The unstoppable rise in electricity prices has dealt a blow to the popularity of electric vehicles. For example. in American California, the cost of charging is already close to the cost of filling up gas for an ICE car, based on mileage per unit of energy. Electricity rates in California are rising much faster than in the rest of America. Last year, electricity prices grew 1.7 times faster than the average American, and housing prices - 2.7 times.
The rise has already spooked state residents who wanted to swap their internal combustion-powered cars for electric ones, and experts predict energy prices won't come down anytime soon as inflation is at its highest level since the early 1980s.
In addition, the price of a new electric car like the Tesla is no longer affordable for most Americans and continues to rise as the price of metals used to make batteries rises. For example, lithium for batteries has risen in price by 400% over the past year. Previously, it was argued that electric vehicles only get cheaper over time, as technology improves and production flow expands.
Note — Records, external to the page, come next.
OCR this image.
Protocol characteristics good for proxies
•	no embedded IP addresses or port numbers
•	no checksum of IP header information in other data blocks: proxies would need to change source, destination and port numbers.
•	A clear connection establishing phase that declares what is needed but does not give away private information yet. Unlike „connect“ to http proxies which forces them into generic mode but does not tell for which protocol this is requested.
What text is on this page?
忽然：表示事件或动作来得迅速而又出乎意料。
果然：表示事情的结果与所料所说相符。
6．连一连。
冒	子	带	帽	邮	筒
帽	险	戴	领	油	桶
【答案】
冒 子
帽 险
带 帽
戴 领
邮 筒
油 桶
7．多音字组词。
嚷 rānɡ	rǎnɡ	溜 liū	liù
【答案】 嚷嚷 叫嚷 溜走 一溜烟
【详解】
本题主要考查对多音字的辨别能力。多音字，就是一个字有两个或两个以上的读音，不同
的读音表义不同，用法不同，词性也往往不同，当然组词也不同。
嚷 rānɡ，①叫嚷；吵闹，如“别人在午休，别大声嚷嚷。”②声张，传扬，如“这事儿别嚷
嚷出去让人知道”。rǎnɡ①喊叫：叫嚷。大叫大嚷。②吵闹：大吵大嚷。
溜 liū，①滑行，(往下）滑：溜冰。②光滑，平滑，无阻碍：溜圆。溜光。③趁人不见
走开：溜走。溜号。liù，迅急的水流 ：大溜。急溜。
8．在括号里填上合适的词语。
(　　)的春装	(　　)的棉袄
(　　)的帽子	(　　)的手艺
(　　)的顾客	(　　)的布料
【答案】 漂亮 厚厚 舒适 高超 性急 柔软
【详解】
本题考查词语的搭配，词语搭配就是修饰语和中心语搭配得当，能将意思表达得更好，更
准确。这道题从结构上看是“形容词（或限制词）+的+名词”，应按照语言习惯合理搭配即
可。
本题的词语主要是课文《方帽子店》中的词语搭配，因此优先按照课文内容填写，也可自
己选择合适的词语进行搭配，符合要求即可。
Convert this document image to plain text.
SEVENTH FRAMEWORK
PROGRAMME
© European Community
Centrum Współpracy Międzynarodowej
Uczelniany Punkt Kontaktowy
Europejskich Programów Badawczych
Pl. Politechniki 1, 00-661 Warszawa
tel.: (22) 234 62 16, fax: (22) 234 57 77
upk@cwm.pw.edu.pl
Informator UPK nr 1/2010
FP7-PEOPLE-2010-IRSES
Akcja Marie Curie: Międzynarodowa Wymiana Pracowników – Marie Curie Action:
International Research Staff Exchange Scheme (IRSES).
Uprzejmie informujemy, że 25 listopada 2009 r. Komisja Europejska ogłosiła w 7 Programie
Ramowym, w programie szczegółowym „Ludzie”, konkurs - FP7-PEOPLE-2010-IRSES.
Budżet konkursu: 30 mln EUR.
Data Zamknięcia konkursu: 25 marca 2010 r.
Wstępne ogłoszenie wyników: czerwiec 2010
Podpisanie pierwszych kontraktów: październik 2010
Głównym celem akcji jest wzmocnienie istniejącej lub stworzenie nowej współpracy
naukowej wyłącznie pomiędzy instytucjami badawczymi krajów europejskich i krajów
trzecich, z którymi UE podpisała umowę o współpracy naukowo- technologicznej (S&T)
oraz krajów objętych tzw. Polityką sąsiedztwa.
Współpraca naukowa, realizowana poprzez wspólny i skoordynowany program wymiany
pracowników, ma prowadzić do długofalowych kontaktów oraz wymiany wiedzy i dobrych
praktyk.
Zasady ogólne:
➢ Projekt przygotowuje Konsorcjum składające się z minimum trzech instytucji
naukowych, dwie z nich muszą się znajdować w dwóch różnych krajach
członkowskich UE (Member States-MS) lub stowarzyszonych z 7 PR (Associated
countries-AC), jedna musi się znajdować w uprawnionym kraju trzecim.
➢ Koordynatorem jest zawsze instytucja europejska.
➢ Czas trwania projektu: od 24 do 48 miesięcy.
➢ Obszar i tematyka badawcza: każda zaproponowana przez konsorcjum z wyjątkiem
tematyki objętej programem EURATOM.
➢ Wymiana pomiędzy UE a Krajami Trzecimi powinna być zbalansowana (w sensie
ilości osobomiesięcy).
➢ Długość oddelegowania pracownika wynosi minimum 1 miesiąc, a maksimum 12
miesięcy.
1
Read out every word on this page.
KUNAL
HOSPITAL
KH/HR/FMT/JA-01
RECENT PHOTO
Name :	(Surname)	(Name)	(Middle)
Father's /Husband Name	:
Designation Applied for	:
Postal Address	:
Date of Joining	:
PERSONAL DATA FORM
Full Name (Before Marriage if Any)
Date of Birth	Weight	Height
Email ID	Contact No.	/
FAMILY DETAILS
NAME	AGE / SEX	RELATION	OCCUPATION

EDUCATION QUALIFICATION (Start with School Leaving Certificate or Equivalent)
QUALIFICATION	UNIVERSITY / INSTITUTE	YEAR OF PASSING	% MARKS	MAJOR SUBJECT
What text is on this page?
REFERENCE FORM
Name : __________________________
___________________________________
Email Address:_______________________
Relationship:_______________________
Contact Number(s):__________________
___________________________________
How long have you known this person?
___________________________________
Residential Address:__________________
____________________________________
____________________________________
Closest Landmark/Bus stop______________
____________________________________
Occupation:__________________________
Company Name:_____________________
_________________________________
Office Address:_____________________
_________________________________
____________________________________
Until recently, this was the case, but in 2022 this rule has changed. Three large electric car manufacturers in China at once, Nio, Xpeng and Li Auto, raise prices for their models by 10-20 thousand yuan ($1.6-3.2 thousand dollars). Moreover, Nio also temporarily closes its factories, as anti-coronavirus quarantines in China previously stopped the factories of the automaker's suppliers.
Thus, two main advantages at once - the efficiency of electric vehicles compared to traditional cars and the constant reduction in prices for new electric vehicles - stop working.
This means that the total transition to electric vehicles is postponed until better times.